In Bretby Hall Management Company Limited v Christopher Pratt  UKUT 70 (LC) the Appellant, Bretby Hall Management Company Limited, was responsible for the management of a country house consisting of 30 apartments, one of which was occupied by the Respondent, Christopher Pratt. The Appellant and the Respondent had a long-standing dispute causing the Appellant to incur substantial legal costs (amounting to £11,100) which it sought to recover from the Respondent as part of the service charge payable under the lease.
At first instance, when considering the recoverability of legal costs, the First-Tier Tribunal disallowed the claim for £11,100 in its entirety and noted that this issue was outside its jurisdiction. On appeal, Judge Behrens set aside the decision of the First-Tier Tribunal and clarified that there were two issues to be decided: (1) Was the £11,100 recoverable as part of the service charge under paragraph 16 of Schedule 6 of the lease? (2) Could the First-Tier Tribunal have disallowed these costs under section 20C of the Landlord and Tenant Act 1985?
(1) Was the £11,100 recoverable as part of the service charge under paragraph 16 of Schedule 6 of the lease?
Paragraph 16 of Schedule 6 of the lease allowed the Appellant to recover: “… including in particular but without prejudice to the generality of the foregoing… any legal or other costs reasonably and properly incurred… and otherwise not recovered in taking or defending proceedings (including any arbitration) arising out of any lease of any part of the Development”.
When considering the first issue, Judge Behrens held that the intention of the parties was clear and Paragraph 16 of Schedule 6 was wide enough to cover the costs of defending threatened proceedings.
(2) Could the First-Tier Tribunal have disallowed these costs under section 20C of the Landlord and Tenant Act 1985?
Pursuant to section 20C of the Landlord and Tenant Act 1985 a tenant may make an application for an order that any or all of the costs incurred or to be incurred by the landlord in connection with proceedings are not to be taken into account when determining the service charge payable to the landlord.
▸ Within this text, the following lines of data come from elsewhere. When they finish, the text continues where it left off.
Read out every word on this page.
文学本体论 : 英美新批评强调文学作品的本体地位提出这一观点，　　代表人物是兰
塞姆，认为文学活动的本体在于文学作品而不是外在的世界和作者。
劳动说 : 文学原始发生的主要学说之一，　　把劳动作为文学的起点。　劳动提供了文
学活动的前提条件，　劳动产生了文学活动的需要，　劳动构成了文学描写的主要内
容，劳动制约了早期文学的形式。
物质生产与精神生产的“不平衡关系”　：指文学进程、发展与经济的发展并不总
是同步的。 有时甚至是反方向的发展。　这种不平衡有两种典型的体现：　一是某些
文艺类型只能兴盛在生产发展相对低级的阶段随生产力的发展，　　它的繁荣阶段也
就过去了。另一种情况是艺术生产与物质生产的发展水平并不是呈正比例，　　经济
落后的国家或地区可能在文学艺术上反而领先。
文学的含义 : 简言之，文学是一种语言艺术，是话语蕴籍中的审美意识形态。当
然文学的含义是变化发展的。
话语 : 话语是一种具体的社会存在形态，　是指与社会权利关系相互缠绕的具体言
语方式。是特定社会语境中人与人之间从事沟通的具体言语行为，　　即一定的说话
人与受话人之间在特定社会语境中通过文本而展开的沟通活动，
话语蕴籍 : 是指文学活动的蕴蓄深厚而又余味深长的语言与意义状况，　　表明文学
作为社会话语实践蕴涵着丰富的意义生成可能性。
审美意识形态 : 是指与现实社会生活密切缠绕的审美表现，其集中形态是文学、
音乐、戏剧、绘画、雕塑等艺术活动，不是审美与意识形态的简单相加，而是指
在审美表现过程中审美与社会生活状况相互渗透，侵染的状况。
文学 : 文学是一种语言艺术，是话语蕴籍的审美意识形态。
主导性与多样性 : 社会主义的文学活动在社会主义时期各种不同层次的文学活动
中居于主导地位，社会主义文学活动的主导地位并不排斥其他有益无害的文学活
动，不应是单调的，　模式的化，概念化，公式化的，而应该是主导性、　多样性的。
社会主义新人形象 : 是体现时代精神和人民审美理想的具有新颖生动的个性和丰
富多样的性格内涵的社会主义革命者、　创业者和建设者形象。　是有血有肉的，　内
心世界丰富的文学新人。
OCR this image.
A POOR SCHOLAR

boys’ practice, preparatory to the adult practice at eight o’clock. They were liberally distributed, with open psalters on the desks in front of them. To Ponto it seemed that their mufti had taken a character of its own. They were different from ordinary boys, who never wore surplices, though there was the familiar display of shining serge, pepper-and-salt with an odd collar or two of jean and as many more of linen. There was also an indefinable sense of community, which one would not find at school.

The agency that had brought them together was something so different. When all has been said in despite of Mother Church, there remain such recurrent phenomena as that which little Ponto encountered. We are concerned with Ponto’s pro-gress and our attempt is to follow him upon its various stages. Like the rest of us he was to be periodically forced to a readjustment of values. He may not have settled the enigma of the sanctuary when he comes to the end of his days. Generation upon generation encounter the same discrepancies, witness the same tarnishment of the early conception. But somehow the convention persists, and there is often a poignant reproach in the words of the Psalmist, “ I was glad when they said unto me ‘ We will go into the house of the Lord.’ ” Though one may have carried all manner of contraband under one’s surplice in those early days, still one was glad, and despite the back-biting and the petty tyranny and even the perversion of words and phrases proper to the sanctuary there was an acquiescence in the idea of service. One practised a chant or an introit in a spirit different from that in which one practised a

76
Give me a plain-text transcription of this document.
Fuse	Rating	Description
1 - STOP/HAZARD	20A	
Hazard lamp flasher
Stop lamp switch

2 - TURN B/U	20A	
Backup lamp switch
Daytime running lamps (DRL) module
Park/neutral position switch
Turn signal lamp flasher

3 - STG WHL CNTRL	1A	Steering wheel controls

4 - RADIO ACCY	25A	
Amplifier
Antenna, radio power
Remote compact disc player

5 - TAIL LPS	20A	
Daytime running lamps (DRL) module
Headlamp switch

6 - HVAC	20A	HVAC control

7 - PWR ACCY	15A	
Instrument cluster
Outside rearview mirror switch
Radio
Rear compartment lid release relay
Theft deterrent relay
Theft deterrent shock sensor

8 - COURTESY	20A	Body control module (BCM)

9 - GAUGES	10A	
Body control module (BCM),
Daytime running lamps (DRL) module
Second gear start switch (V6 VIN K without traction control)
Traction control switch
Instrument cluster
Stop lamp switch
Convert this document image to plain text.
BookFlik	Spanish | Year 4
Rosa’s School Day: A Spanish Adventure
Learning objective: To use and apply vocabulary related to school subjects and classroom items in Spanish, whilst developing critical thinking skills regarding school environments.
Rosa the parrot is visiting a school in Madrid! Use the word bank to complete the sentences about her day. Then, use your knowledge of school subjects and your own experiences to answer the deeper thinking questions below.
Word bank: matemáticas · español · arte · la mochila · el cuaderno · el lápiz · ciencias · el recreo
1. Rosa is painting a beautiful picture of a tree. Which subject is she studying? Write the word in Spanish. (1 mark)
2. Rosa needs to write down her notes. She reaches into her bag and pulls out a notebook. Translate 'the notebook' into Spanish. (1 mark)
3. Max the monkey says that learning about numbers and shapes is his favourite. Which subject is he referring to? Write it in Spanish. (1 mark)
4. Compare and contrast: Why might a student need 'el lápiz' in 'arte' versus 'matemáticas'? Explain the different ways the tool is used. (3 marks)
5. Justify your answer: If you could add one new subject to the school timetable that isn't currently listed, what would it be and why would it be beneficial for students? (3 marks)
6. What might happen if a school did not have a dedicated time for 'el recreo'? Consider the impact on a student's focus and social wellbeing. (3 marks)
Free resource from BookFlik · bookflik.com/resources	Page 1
Judge Behrens however rightly held that the threatened proceedings in this instance did not materialise and the tenant was therefore not entitled to seek an order under section 20C of the 1985 Act.
Furthermore, the Judge pointed out that the Appellant had incurred substantial costs and its only income was the service charged payable by the tenants of the country house. The Appellant was therefore successful in its appeal, making the Respondent liable to pay its legal costs in full.
This decision highlights the importance for landlords to ensure service charge provisions in leases are broadly drafted to cover instances where proceedings are contemplated or threatened but not subsequently commenced. The wording of such provisions is particularly important where management companies are concerned, as they are often financially reliant on the payment of services charges.